From Italy to UCF, Student Finds Success

Helin Yıldız traveled from Italy after being accepted by the Kurdish Political Studies Program to continue her master’s education abroad. During her time in Orlando, Yıldız attended courses at UCF, interacted with professors and students about her research and intellectual interests, participated in KPSP events and made trips to Washington, D.C. to conduct interviews. Yıldız completed her master’s thesis while in Orlando, and graduated with honors when she returned to Italy. We talked to Yıldız about her experiences with KPSP.

How did you hear about the Kurdish Political Studies Program at UCF? How did you end up coming here?

I’ve always had a particular interest in the Kurdish program. I already knew about Dr. Güneş Murat Tezcür, and learned about the KPSP after searching on the web for academic research centers on Kurdish affairs. My home university – the University of Bologna in Italy – offers graduate students a study abroad grant for research for their final thesis project. When the study grant announcement was published in May 2017, I had already decided on my thesis topic and structure with my advisor and needed to find the research center that would host me. As soon as I got accepted to the KPSP, I won the scholarship.

What opportunities and resources did you find most useful at KPSP?

First of all, Dr. Tezcür’s availability as my academic advisor during this period was the factor that actually encouraged me to apply for KPSP. His academic expertise, advice and the original datasets he collected over the years helped me with my research. Next, I had full access to resources at UCF library, and obtained books and articles via the Interlibrary Loan & Document Delivery Services.

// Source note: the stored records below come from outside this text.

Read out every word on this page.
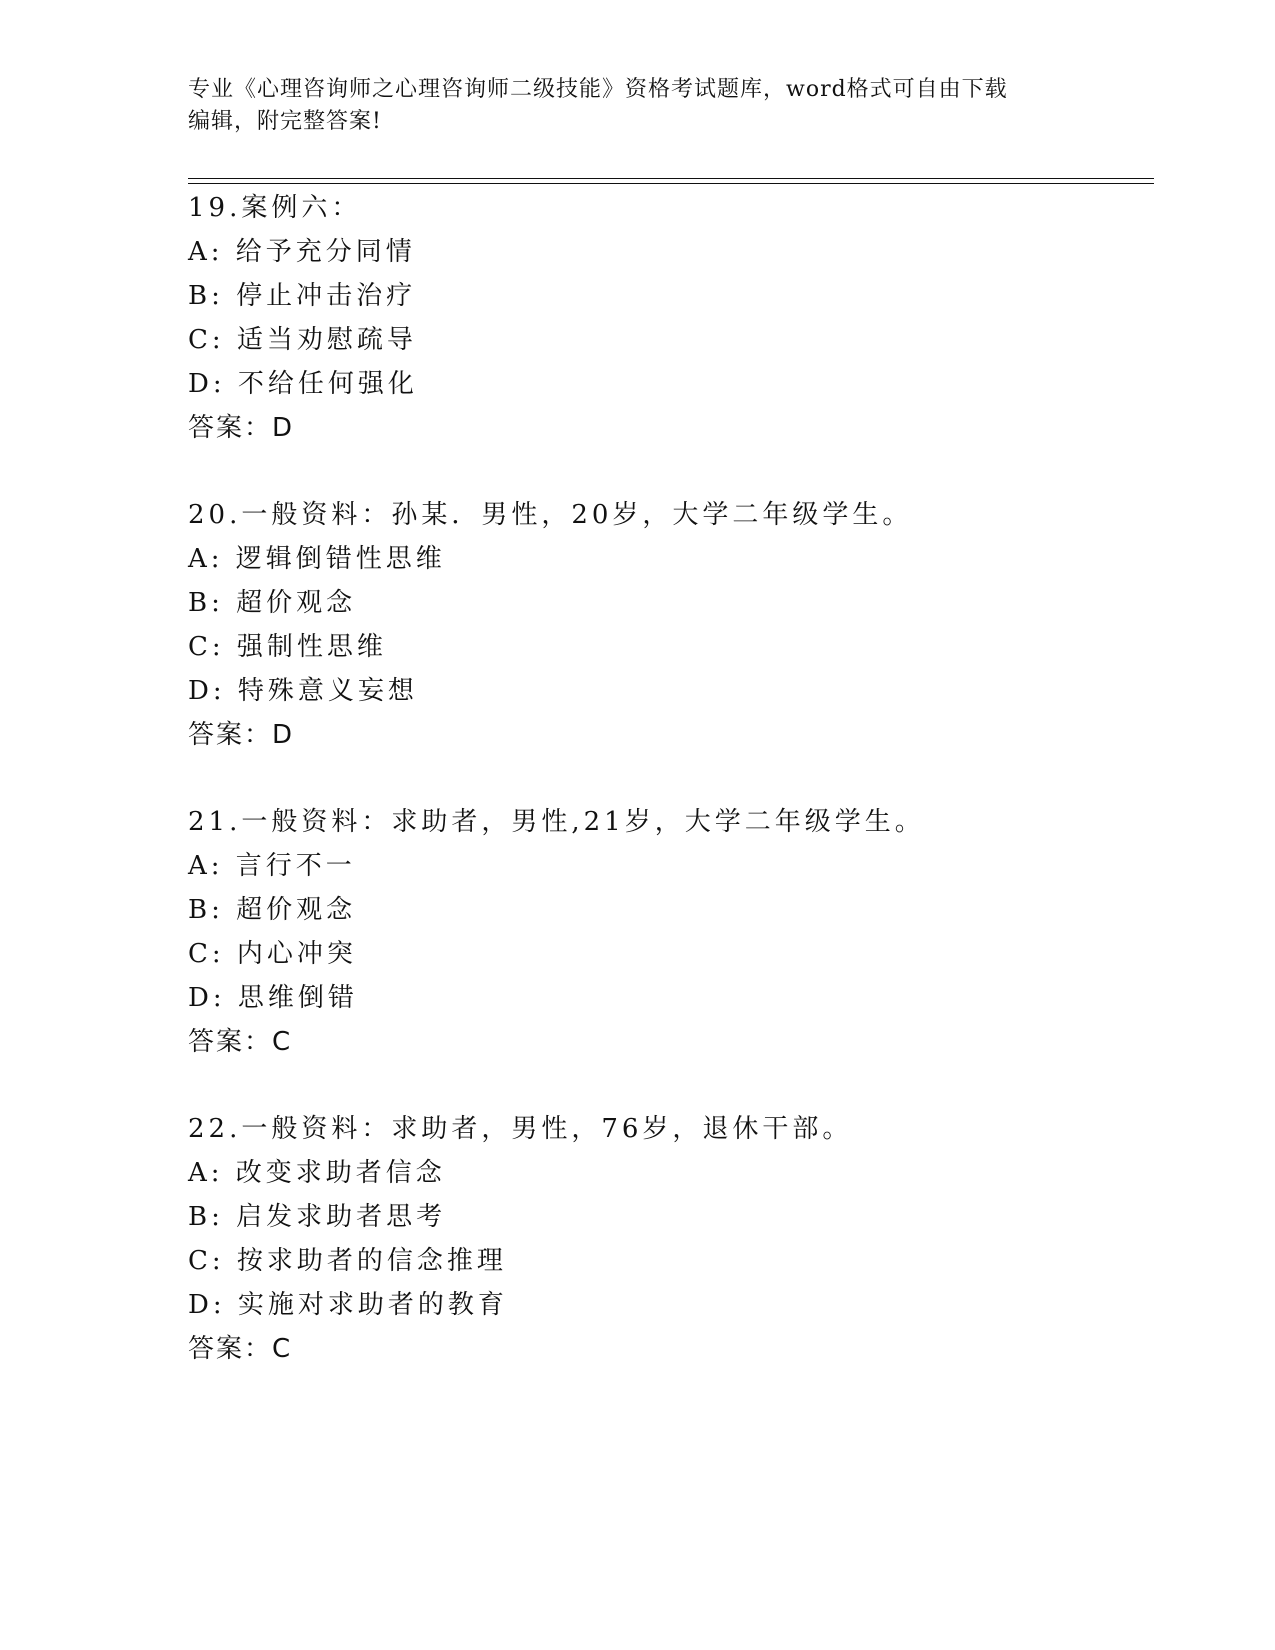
专业《心理咨询师之心理咨询师二级技能》资格考试题库，word格式可自由下载
编辑，附完整答案!
19.案例六：
A: 给予充分同情
B: 停止冲击治疗
C: 适当劝慰疏导
D: 不给任何强化
答案：D
20.一般资料：孙某．男性，20岁，大学二年级学生。
A: 逻辑倒错性思维
B: 超价观念
C: 强制性思维
D: 特殊意义妄想
答案：D
21.一般资料：求助者，男性,21岁，大学二年级学生。
A: 言行不一
B: 超价观念
C: 内心冲突
D: 思维倒错
答案：C
22.一般资料：求助者，男性，76岁，退休干部。
A: 改变求助者信念
B: 启发求助者思考
C: 按求助者的信念推理
D: 实施对求助者的教育
答案：C
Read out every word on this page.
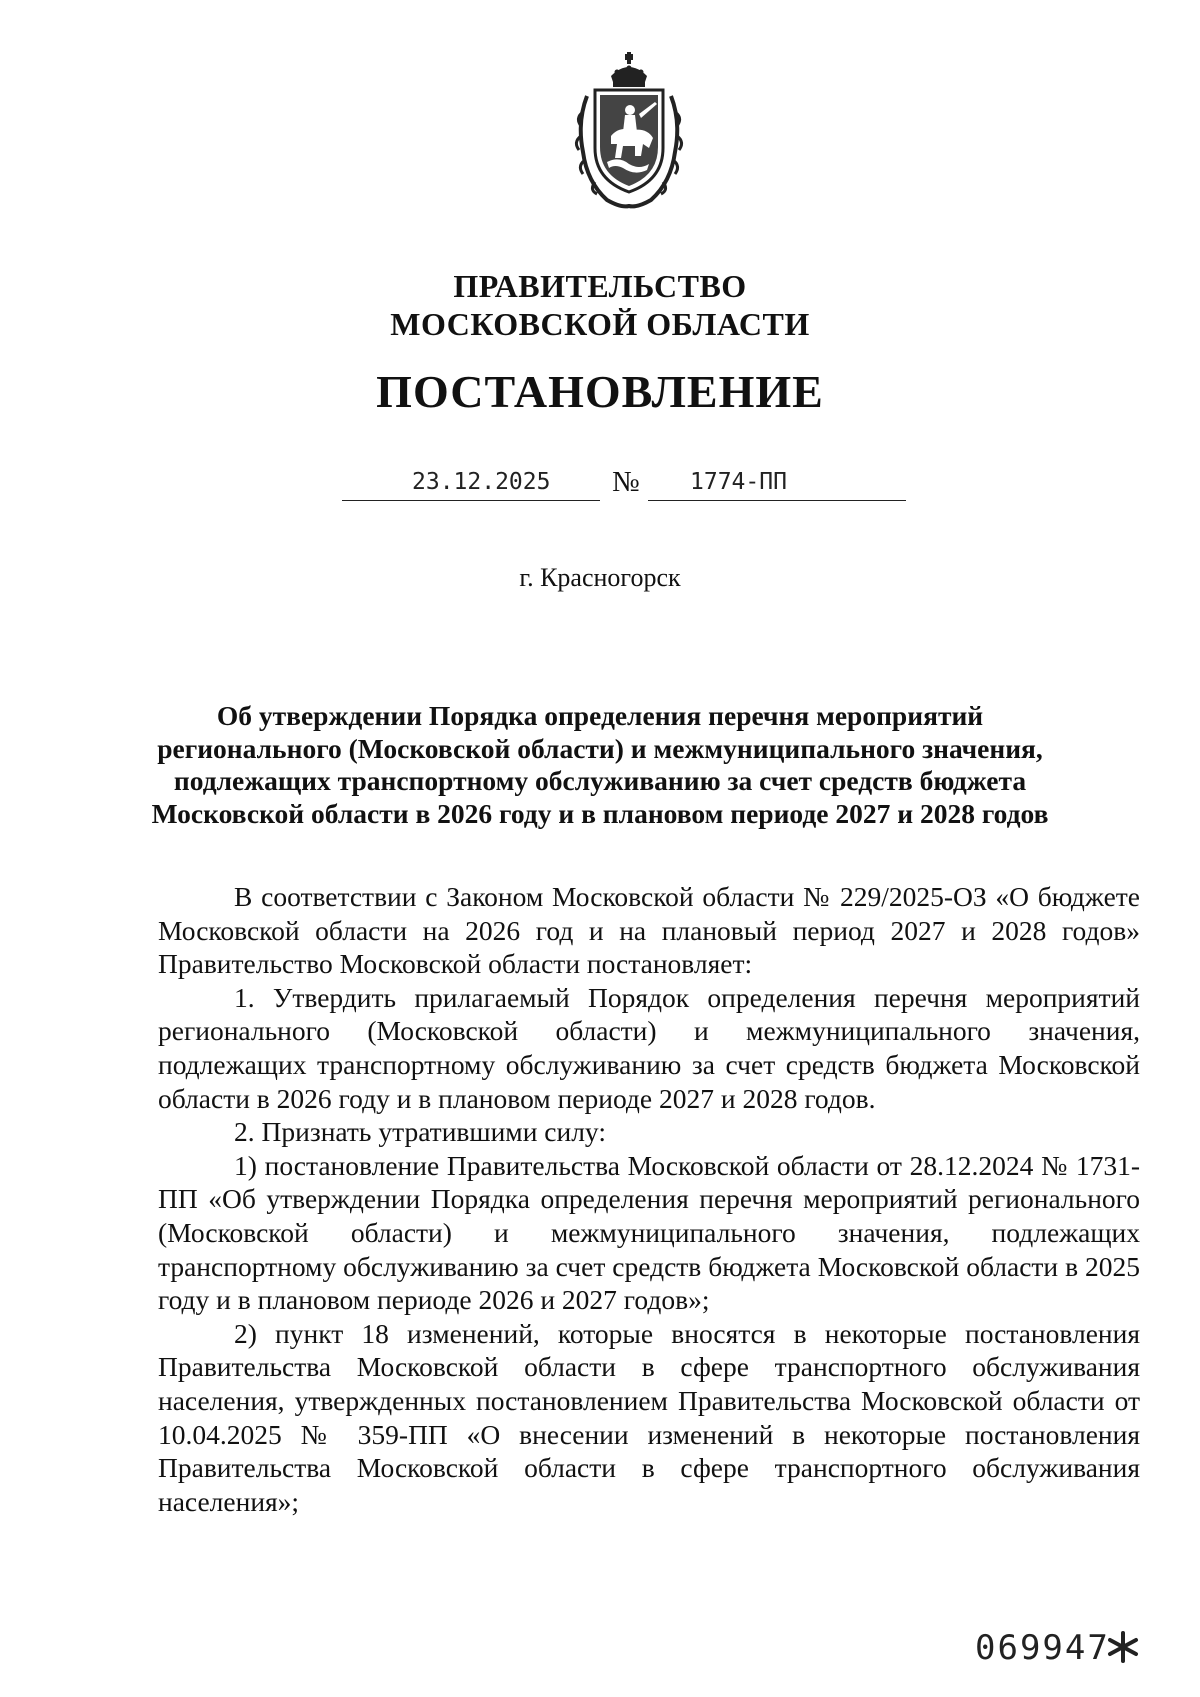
ПРАВИТЕЛЬСТВО
МОСКОВСКОЙ ОБЛАСТИ
ПОСТАНОВЛЕНИЕ
23.12.2025 № 1774-ПП
г. Красногорск
Об утверждении Порядка определения перечня мероприятий регионального (Московской области) и межмуниципального значения, подлежащих транспортному обслуживанию за счет средств бюджета Московской области в 2026 году и в плановом периоде 2027 и 2028 годов

В соответствии с Законом Московской области № 229/2025-ОЗ «О бюджете Московской области на 2026 год и на плановый период 2027 и 2028 годов» Правительство Московской области постановляет:

1. Утвердить прилагаемый Порядок определения перечня мероприятий регионального (Московской области) и межмуниципального значения, подлежащих транспортному обслуживанию за счет средств бюджета Московской области в 2026 году и в плановом периоде 2027 и 2028 годов.

2. Признать утратившими силу:

1) постановление Правительства Московской области от 28.12.2024 № 1731-ПП «Об утверждении Порядка определения перечня мероприятий регионального (Московской области) и межмуниципального значения, подлежащих транспортному обслуживанию за счет средств бюджета Московской области в 2025 году и в плановом периоде 2026 и 2027 годов»;

2) пункт 18 изменений, которые вносятся в некоторые постановления Правительства Московской области в сфере транспортного обслуживания населения, утвержденных постановлением Правительства Московской области от 10.04.2025 № 359-ПП «О внесении изменений в некоторые постановления Правительства Московской области в сфере транспортного обслуживания населения»;

069947
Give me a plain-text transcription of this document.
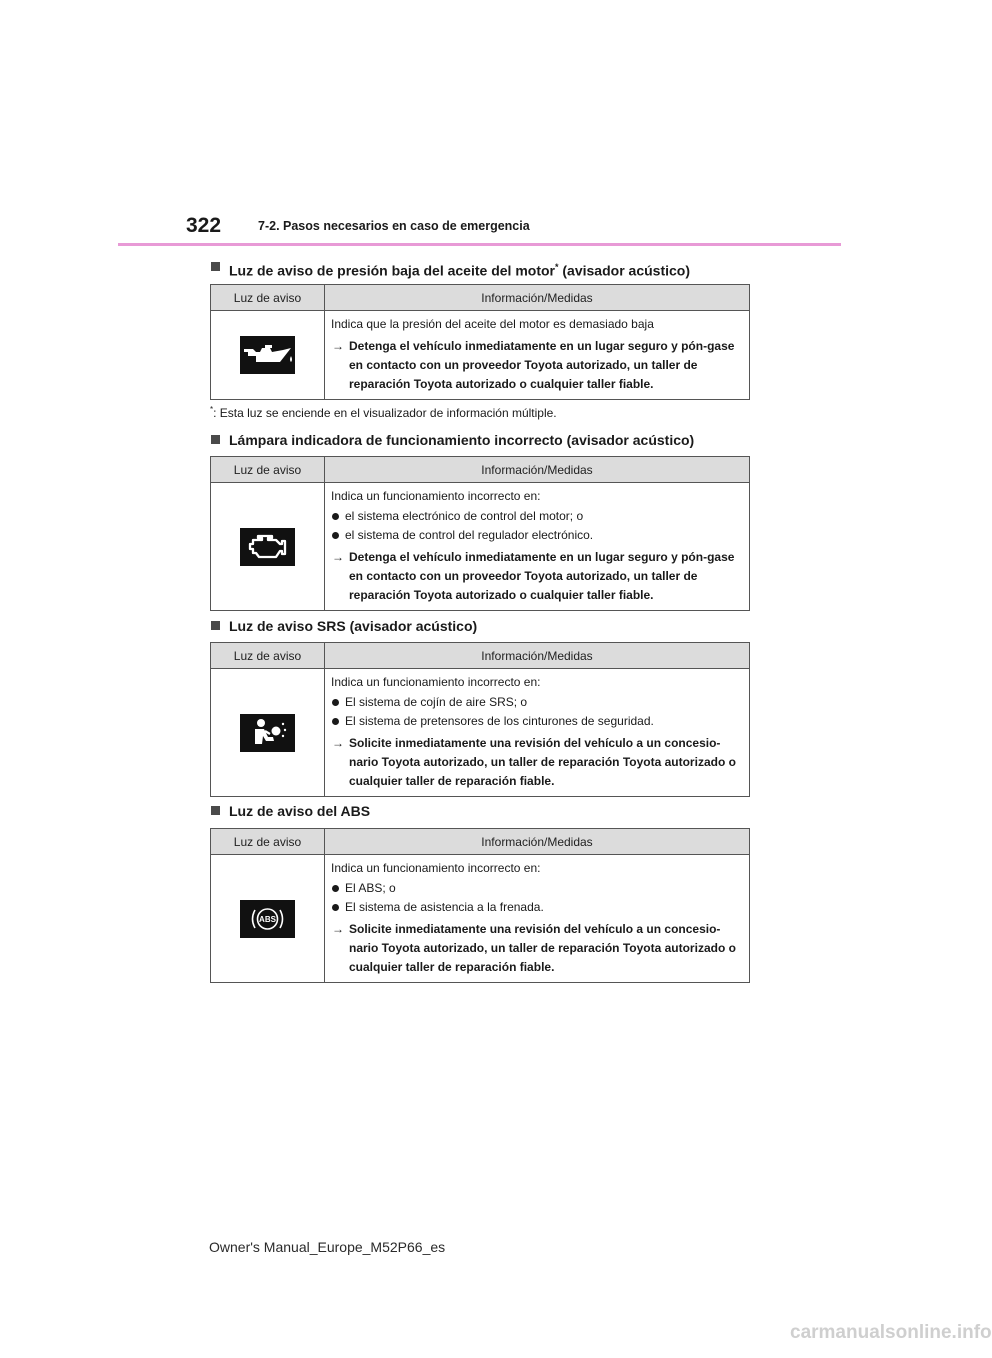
322	7-2. Pasos necesarios en caso de emergencia
Luz de aviso de presión baja del aceite del motor* (avisador acústico)
Luz de aviso	Información/Medidas

Indica que la presión del aceite del motor es demasiado baja
→ Detenga el vehículo inmediatamente en un lugar seguro y pón-gase en contacto con un proveedor Toyota autorizado, un taller de reparación Toyota autorizado o cualquier taller fiable.
*: Esta luz se enciende en el visualizador de información múltiple.
Lámpara indicadora de funcionamiento incorrecto (avisador acústico)
Luz de aviso	Información/Medidas

Indica un funcionamiento incorrecto en:
el sistema electrónico de control del motor; o
el sistema de control del regulador electrónico.
→ Detenga el vehículo inmediatamente en un lugar seguro y pón-gase en contacto con un proveedor Toyota autorizado, un taller de reparación Toyota autorizado o cualquier taller fiable.
Luz de aviso SRS (avisador acústico)
Luz de aviso	Información/Medidas

Indica un funcionamiento incorrecto en:
El sistema de cojín de aire SRS; o
El sistema de pretensores de los cinturones de seguridad.
→ Solicite inmediatamente una revisión del vehículo a un concesio-nario Toyota autorizado, un taller de reparación Toyota autorizado o cualquier taller de reparación fiable.
Luz de aviso del ABS
Luz de aviso	Información/Medidas

ABS	Indica un funcionamiento incorrecto en:
El ABS; o
El sistema de asistencia a la frenada.
→ Solicite inmediatamente una revisión del vehículo a un concesio-nario Toyota autorizado, un taller de reparación Toyota autorizado o cualquier taller de reparación fiable.
Owner's Manual_Europe_M52P66_es
carmanualsonline.info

Additionally, the KPSP organizes panel discussions with guests specifically focused on Kurds, which I consider very valuable for students who want to better understand the recent developments in the region. Finally, I personally interviewed experts, journalists and political representatives in Washington D.C and incorporated their perspectives into my thesis.

Could you briefly talk about your MA thesis you finished while being at KPSP? What is your most important finding regarding Kurdish governance in Syria?

My MA thesis is about the rise of Rojava, the de facto Kurdish autonomous region in northern Syria during late 2013. My thesis has three interrelated but distinct focuses. First, my research analyzes the characteristics of political governance in Rojava and identifies the strength and weaknesses of the new social and political model put into practice in northern Syria. The Rojava model has fostered a number of positive developments such as gains made in terms of gender equality and interethnic and religious alliances. However, Rojava’s long-term survival faces a number of serious challenges, such as the durability of the Kurdish-Arab relationship. Next, my research shows how the rise of Rojava deeply affected Turkish domestic politics, such as ending the peace process between the Turkish state and the Kurdish insurgent PKK in 2015. Finally, it offers a comparative perspective between Rojava and the Kurdistan Regional Government of Iraq by revealing their significant differences.

How do you think your career benefits from your stay as a visiting graduate student at KPSP?

I think it is very important to have a study abroad experience that leads to immersion into distinct academic and social environments. My stay at UCF as a visiting graduate student was my third academic experience abroad, after the Erasmus programs with Boğaziçi University in Istanbul and the Katholieke University in Leuven, Belgium. My UCF experience was different from the previous ones, as I pursued an autonomous research agenda. I gained access to different perspectives and learned how to conduct research in a more objective way.  Also, as I had the opportunity to attend both Dr. Tezcur’s Ph.D. class on advanced qualitative methods and his undergraduate class on Kurdish politics, I was able to compare the American academic system with the Italian one. I could say that the American system is much more interactive. It also gives more weight to the employment of quantitative methods and tools rather than qualitative ones. This was something I was not familiar with before.

Is there a memorable moment related to your stay here? Would you like to share it with us?

In late October I took part in the ISA South Annual Conference 2017, where I presented my thesis project on a panel. I remember feeling anxious the days before the conference because it would be my first time presenting in an academic panel discussion. However, everything went well. The experience was stimulating and I enjoyed it very much.